WASHINGTON, D.C., USA — Families of nine victims killed in a racist attack at a Black South Carolina church have reached a settlement with the Justice Department over a faulty background check that allowed Dylann Roof to purchase the gun he used in the 2015 massacre.
The $88 million deal includes $63 million for the families of the slain and $25 million for survivors of the shooting, was announced Thursday in Washington. The attorneys say this is the largest resolution of a Civil Rights case in United States history.
“On July 17, 2015, a white supremacist named Dylann Roof murdered nine men and women for no other reason than the color of their skin. Nothing can make up for that,” said Bakari Sellers, an attorney with the Strom Law Firm representing families of the victims. “We only hope that today’s announcement helps bring these families and our nation one step closer to closure.”

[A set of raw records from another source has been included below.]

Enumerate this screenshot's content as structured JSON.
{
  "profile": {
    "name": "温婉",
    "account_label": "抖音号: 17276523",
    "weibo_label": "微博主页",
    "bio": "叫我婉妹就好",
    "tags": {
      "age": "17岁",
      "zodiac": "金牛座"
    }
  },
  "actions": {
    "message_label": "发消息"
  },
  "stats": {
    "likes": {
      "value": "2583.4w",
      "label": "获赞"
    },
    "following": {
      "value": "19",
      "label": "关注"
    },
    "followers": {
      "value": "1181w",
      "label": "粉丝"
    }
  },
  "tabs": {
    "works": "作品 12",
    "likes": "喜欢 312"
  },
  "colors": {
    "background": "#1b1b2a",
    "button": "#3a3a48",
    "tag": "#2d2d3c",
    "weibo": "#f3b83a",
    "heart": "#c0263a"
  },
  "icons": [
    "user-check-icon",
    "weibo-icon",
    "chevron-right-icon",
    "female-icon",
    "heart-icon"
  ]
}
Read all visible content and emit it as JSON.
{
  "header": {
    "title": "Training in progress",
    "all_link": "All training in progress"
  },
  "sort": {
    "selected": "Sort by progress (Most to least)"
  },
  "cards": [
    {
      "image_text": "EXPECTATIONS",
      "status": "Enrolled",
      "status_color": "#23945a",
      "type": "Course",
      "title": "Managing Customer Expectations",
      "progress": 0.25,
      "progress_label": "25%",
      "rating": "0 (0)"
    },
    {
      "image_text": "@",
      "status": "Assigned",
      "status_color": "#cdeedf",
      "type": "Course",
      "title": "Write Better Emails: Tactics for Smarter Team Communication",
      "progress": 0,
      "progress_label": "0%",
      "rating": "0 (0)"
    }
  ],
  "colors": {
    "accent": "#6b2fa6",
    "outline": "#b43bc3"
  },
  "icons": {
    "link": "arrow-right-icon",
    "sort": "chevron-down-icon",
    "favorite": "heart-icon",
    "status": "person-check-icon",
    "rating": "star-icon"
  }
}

Weeks before the church shooting, Roof was arrested by Columbia, South Carolina, police on the drug possession charge. But a series of clerical errors and missteps allowed Roof to buy the handgun he later used in the killings.
Roof is a white supremacist who wrote repeatedly about his beliefs before the killings and afterward in both jail and prison. Roof had planned and prepared for the mass shooting by doing things like buying a gun, having target practice in his backyard, researching and studying racist websites, and driving to the church several times in the months leading up to the shooting.
Roof is on federal death row for the slayings at Mother Emanuel AME Church in Charleston. In 2017, Roof became the first person in the U.S. sentenced to death for a federal hate crime. Roof opened fire during the closing prayer of a 2015 Bible study session at Charleston's Mother Emanuel AME Church.
Following his federal trial, Roof was given nine consecutive life sentences after pleading guilty in 2017 to state murder charges, leaving him to await execution in a federal prison and sparing his victims and their families the burden of a second trial.
Back in August, the Fourth Circuit Court of Appeals upheld his conviction.
The victims in the shooting were the Rev. Sharonda Coleman-Singleton, Cynthia Hurd, Susie Jackson, Ethel Lee Lance, Rev. Depayne Middleton-Doctor, Tywanza Sanders, Rev. Daniel L. Simmons Sr., Myra Thompson and The Senator Clementa C. Pinckney, who was also the pastor of Mother Emanuel.